Q2. When the queen is laying should I put the bees in a two frame nuc with drawn comb and stores? What happens with the mini frames?

Thanks for any help.

When the queen is mated, there will be eggs/larvae/brood and food in the mating nuc. These are usually used for the next queen to be mated if you are doing a series. Alternatively, they could be placed above a colony (with paper) to emerge and join the colony.
If you transfer these to the 2 frame nuc they will have to start again. The brood would probably be sacrificed. The queen will want to stay in that nuc if she has a choice.
 
Read ''mini mating nuc'' as just that - a small box for mating purposes only. She will need more bees to be able to expand the colony quickly - where do you think they need to come from?

For just the one colony increase, a mating nuc is just an unnecessary complication.

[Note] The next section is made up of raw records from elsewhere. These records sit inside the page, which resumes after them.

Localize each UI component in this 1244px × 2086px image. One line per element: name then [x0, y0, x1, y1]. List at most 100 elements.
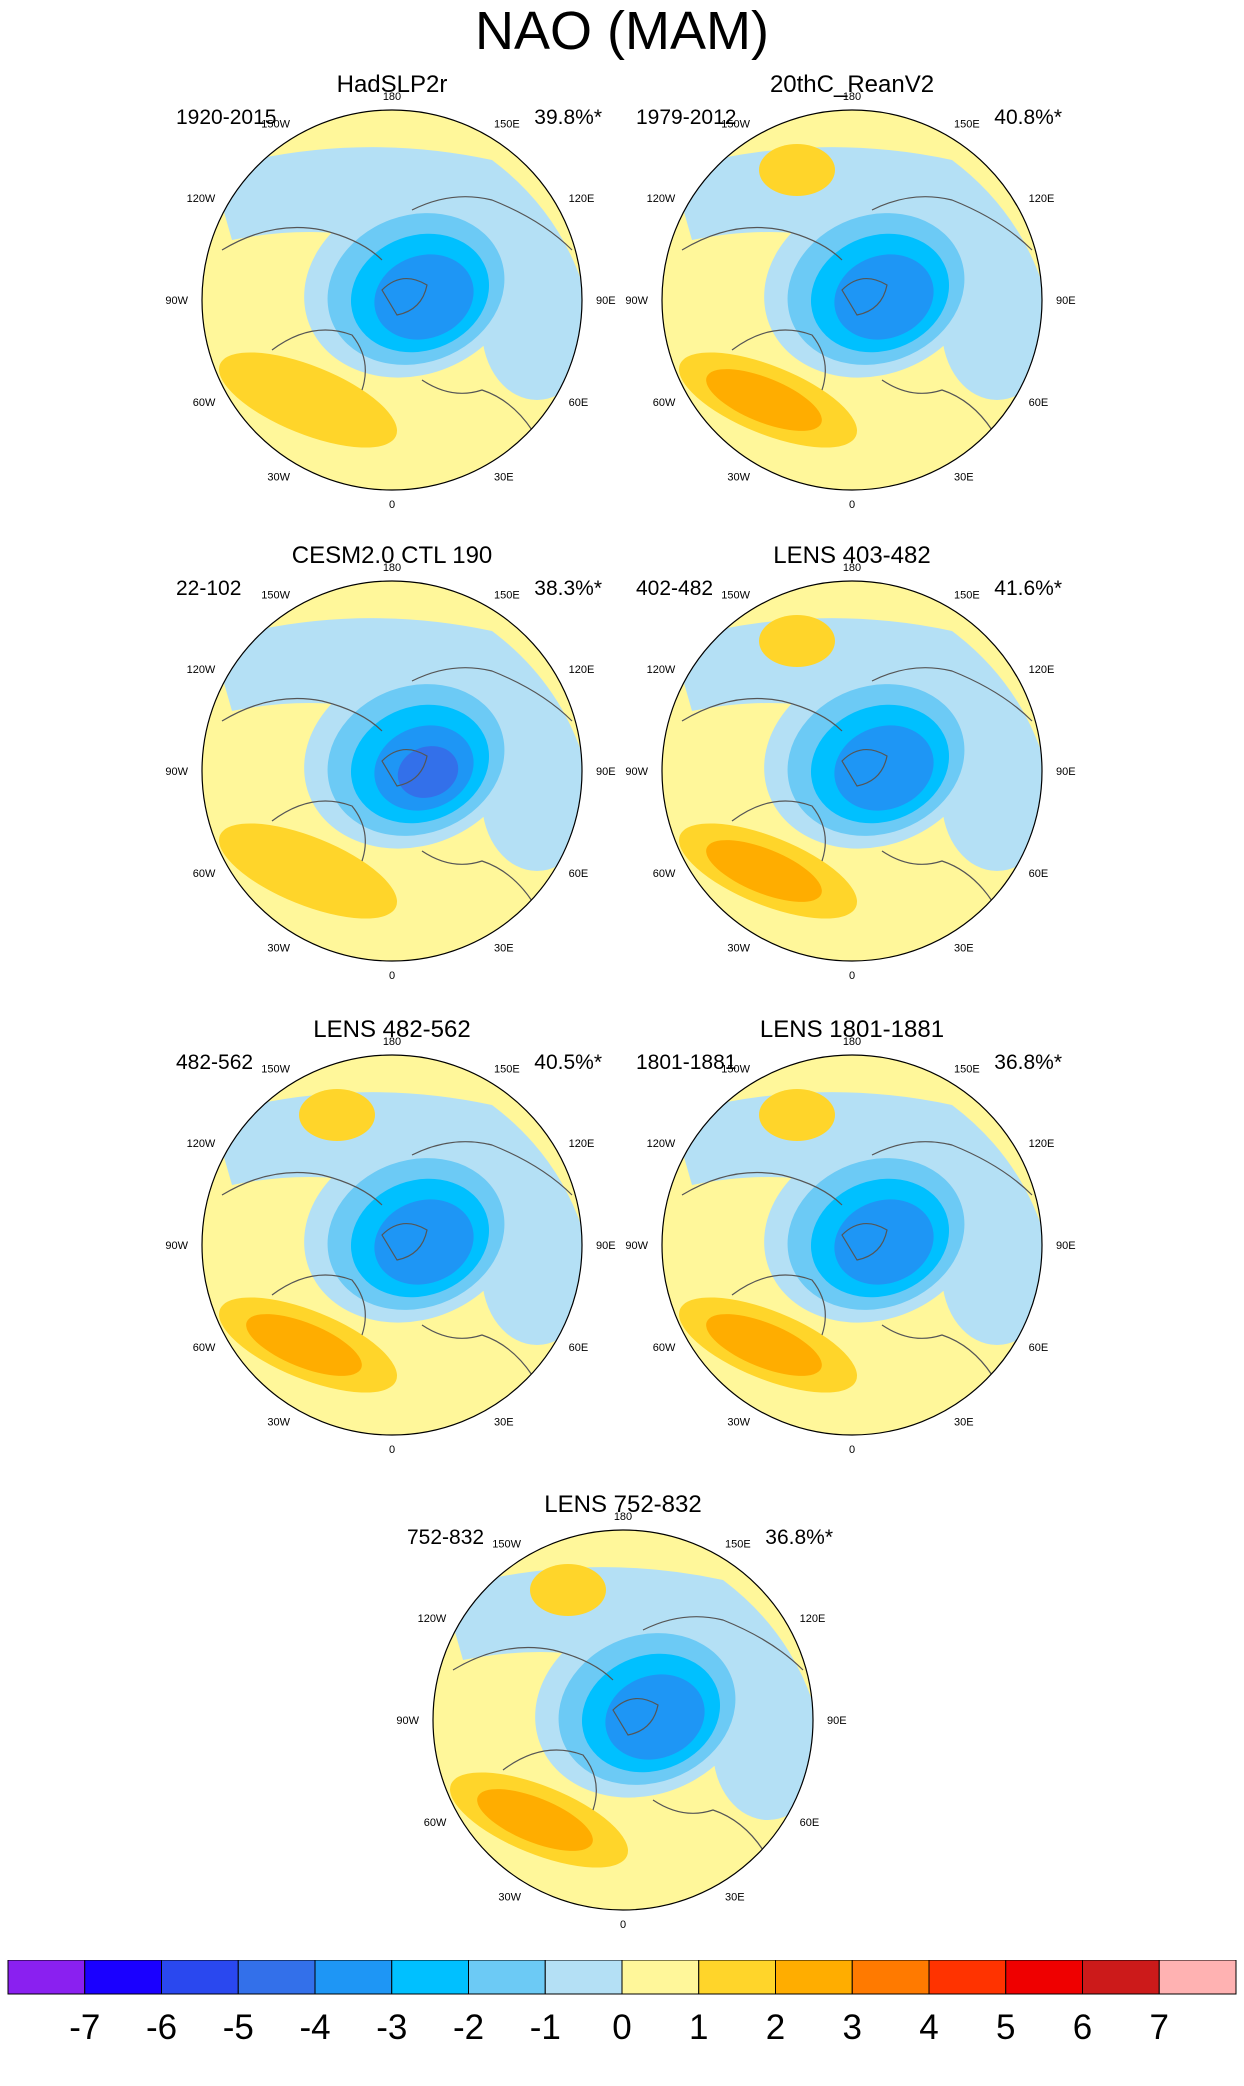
low-contour-4	[374, 254, 474, 340]
coastline-4	[381, 749, 428, 787]
colorbar-tick: -6	[146, 2008, 177, 2047]
coastline-3	[871, 667, 1033, 722]
lon-label: 180	[843, 91, 861, 103]
panel-title: LENS 752-832	[544, 1491, 702, 1518]
lon-label: 150W	[261, 1063, 290, 1075]
lon-label: 90W	[625, 766, 648, 778]
lon-label: 90E	[596, 295, 616, 307]
lon-label: 180	[383, 562, 401, 574]
colorbar-bin-pos2	[775, 1960, 853, 1995]
panel-title: LENS 482-562	[313, 1016, 471, 1043]
colorbar-bin-neg3	[314, 1960, 393, 1995]
colorbar-tick: 7	[1150, 2008, 1169, 2047]
lon-label: 60W	[424, 1817, 447, 1829]
lon-label: 30W	[267, 472, 290, 484]
panel-years: 752-832	[407, 1526, 485, 1549]
lon-label: 30E	[494, 472, 514, 484]
coastline-4	[381, 278, 428, 316]
panel-variance: 40.8%*	[994, 106, 1062, 129]
lon-label: 90E	[596, 766, 616, 778]
lon-label: 120W	[187, 193, 216, 205]
coastline-4	[841, 749, 888, 787]
panel-years: 1801-1881	[636, 1051, 737, 1074]
colorbar-bin-neg2	[391, 1960, 469, 1995]
panel-variance: 36.8%*	[765, 1526, 833, 1549]
lon-label: 0	[389, 1444, 395, 1456]
lon-label: 0	[389, 970, 395, 982]
polar-map: 180 150E 120E 90E 60E 30E 0 30W 60W 90W 120W 150W	[625, 562, 1075, 982]
lon-label: 90E	[596, 1240, 616, 1252]
low-contour-4	[834, 1199, 934, 1285]
coastline-0	[221, 1171, 383, 1206]
panel-hadslp2r: HadSLP2r 1920-2015 39.8%* 180 150E 120E 90E…	[152, 70, 632, 540]
coastline-1	[271, 1274, 366, 1336]
panel-variance: 41.6%*	[994, 577, 1062, 600]
lon-label: 90W	[165, 766, 188, 778]
lon-label: 60E	[1029, 397, 1049, 409]
lon-label: 180	[614, 1511, 632, 1523]
lon-label: 120W	[418, 1613, 447, 1625]
colorbar-bin-neg0	[544, 1960, 623, 1995]
lon-label: 120E	[1029, 664, 1055, 676]
lon-label: 90E	[1056, 295, 1076, 307]
lon-label: 60W	[653, 397, 676, 409]
coastline-1	[502, 1749, 597, 1811]
lon-label: 180	[383, 91, 401, 103]
lon-label: 150E	[725, 1538, 751, 1550]
main-title: NAO (MAM)	[475, 1, 769, 61]
lon-label: 60E	[1029, 868, 1049, 880]
coastline-1	[271, 800, 366, 862]
panel-lens-1801: LENS 1801-1881 1801-1881 36.8%* 180 150E 1…	[612, 1015, 1092, 1485]
panel-years: 1920-2015	[176, 106, 277, 129]
colorbar-bin-neg1	[468, 1960, 546, 1995]
lon-label: 60W	[653, 868, 676, 880]
lon-label: 90W	[396, 1715, 419, 1727]
lon-label: 150W	[492, 1538, 521, 1550]
lon-label: 30W	[727, 943, 750, 955]
lon-label: 120W	[187, 664, 216, 676]
lon-label: 150W	[261, 589, 290, 601]
high-contour-3	[706, 369, 822, 431]
colorbar-bin-pos7	[1158, 1960, 1237, 1995]
polar-map: 180 150E 120E 90E 60E 30E 0 30W 60W 90W 120W 150W	[165, 1036, 616, 1456]
colorbar-tick: -3	[376, 2008, 407, 2047]
panel-variance: 40.5%*	[534, 1051, 602, 1074]
polar-map: 180 150E 120E 90E 60E 30E 0 30W 60W 90W 120W 150W	[396, 1511, 846, 1931]
lon-label: 30E	[954, 943, 974, 955]
polar-map: 180 150E 120E 90E 60E 30E 0 30W 60W 90W 120W 150W	[165, 562, 616, 982]
polar-map: 180 150E 120E 90E 60E 30E 0 30W 60W 90W 120W 150W	[625, 1036, 1076, 1456]
lon-label: 30W	[727, 1417, 750, 1429]
colorbar-tick: -2	[453, 2008, 484, 2047]
coastline-0	[452, 1646, 614, 1681]
lon-label: 120W	[647, 1138, 676, 1150]
colorbar-bin-pos0	[621, 1960, 700, 1995]
coastline-0	[221, 226, 383, 261]
lon-label: 30E	[954, 1417, 974, 1429]
coastline-0	[681, 697, 843, 732]
colorbar-tick: 6	[1073, 2008, 1092, 2047]
map-border	[661, 1054, 1043, 1436]
lon-label: 30E	[954, 472, 974, 484]
coastline-3	[411, 667, 573, 722]
coastline-3	[642, 1616, 804, 1671]
lon-label: 0	[389, 499, 395, 511]
pacific-high	[299, 1089, 375, 1141]
coastline-4	[841, 1223, 888, 1261]
coastline-4	[381, 1223, 428, 1261]
lon-label: 90E	[1056, 1240, 1076, 1252]
colorbar-bin-pos5	[1005, 1960, 1083, 1995]
lon-label: 90W	[625, 1240, 648, 1252]
coastline-1	[731, 329, 826, 391]
panel-title: HadSLP2r	[336, 71, 448, 98]
colorbar-tick: -5	[223, 2008, 254, 2047]
coastline-3	[871, 196, 1033, 251]
lon-label: 60W	[193, 397, 216, 409]
lon-label: 150W	[721, 118, 750, 130]
pacific-high	[759, 1089, 835, 1141]
colorbar-tick: -4	[299, 2008, 330, 2047]
panel-years: 482-562	[176, 1051, 254, 1074]
lon-label: 120E	[1029, 1138, 1055, 1150]
lon-label: 0	[620, 1919, 626, 1931]
coastline-4	[612, 1698, 659, 1736]
pacific-high	[530, 1564, 606, 1616]
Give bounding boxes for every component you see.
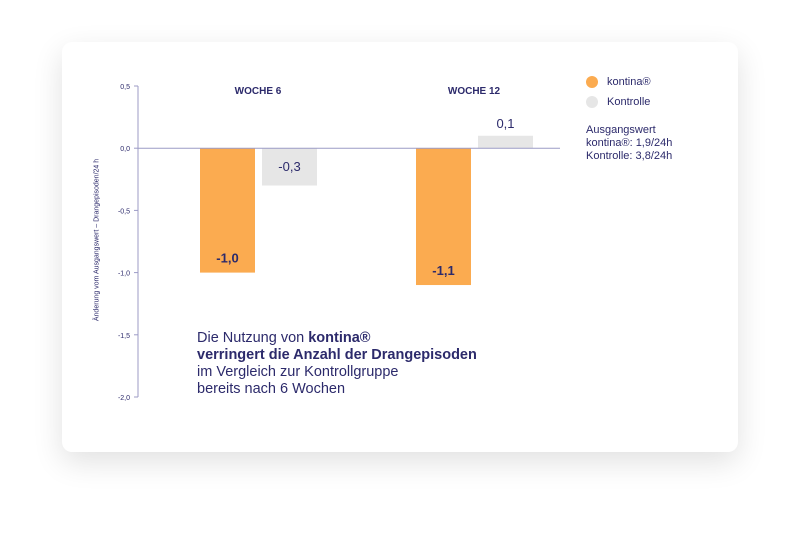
y-tick-label: -2,0 bbox=[118, 395, 130, 402]
category-label: WOCHE 6 bbox=[235, 86, 282, 97]
chart-card bbox=[62, 42, 738, 452]
y-tick-label: 0,5 bbox=[120, 84, 130, 91]
baseline-kontrolle: Kontrolle: 3,8/24h bbox=[586, 150, 673, 162]
baseline-kontina: kontina®: 1,9/24h bbox=[586, 137, 673, 149]
legend-label: Kontrolle bbox=[607, 96, 651, 108]
category-label: WOCHE 12 bbox=[448, 86, 501, 97]
y-tick-label: -1,0 bbox=[118, 271, 130, 278]
legend-swatch-kontrolle bbox=[586, 96, 598, 108]
message-brand: kontina® bbox=[308, 330, 371, 346]
bar-kontina bbox=[200, 148, 255, 273]
message-line4: bereits nach 6 Wochen bbox=[197, 381, 346, 397]
legend-swatch-kontina bbox=[586, 76, 598, 88]
message-text: Die Nutzung von bbox=[197, 330, 309, 346]
data-label: -1,0 bbox=[216, 251, 238, 266]
y-tick-label: 0,0 bbox=[120, 146, 130, 153]
key-message: Die Nutzung von kontina® verringert die … bbox=[197, 330, 477, 398]
message-line2: verringert die Anzahl der Drangepisoden bbox=[197, 347, 477, 363]
bar-kontrolle bbox=[478, 135, 533, 149]
bar-kontrolle bbox=[262, 148, 317, 186]
legend-kontina: kontina® bbox=[586, 76, 651, 88]
y-axis-label: Änderung vom Ausgangswert – Drangepisode… bbox=[93, 158, 101, 322]
legend-kontrolle: Kontrolle bbox=[586, 96, 650, 108]
baseline-info: Ausgangswert kontina®: 1,9/24h Kontrolle… bbox=[586, 124, 672, 163]
y-tick-label: -0,5 bbox=[118, 208, 130, 215]
data-label: 0,1 bbox=[496, 116, 514, 131]
data-label: -0,3 bbox=[278, 159, 300, 174]
baseline-title: Ausgangswert bbox=[586, 124, 656, 136]
data-label: -1,1 bbox=[432, 263, 454, 278]
y-tick-label: -1,5 bbox=[118, 333, 130, 340]
legend-label: kontina® bbox=[607, 76, 651, 88]
bar-kontina bbox=[416, 148, 471, 286]
message-line3: im Vergleich zur Kontrollgruppe bbox=[197, 364, 399, 380]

Colony increase nearly always means some reduction in the crop.
 
possible downside is that you appear to be artificially selecting for "swarminess"
 
Thanks for the replies, was intending to do this with queen cells from a 'normal' AS following production of Queen cells, but under usual circumstances so not selecting from a particularly swarmy hive.
 
You can re-use a mini-nuc for another queencell - or wait until all the brood has emerged and smoke (to get them to fill with honey) and shake out - the bees should find another hive to go in and will have some honey to give to beg for entry.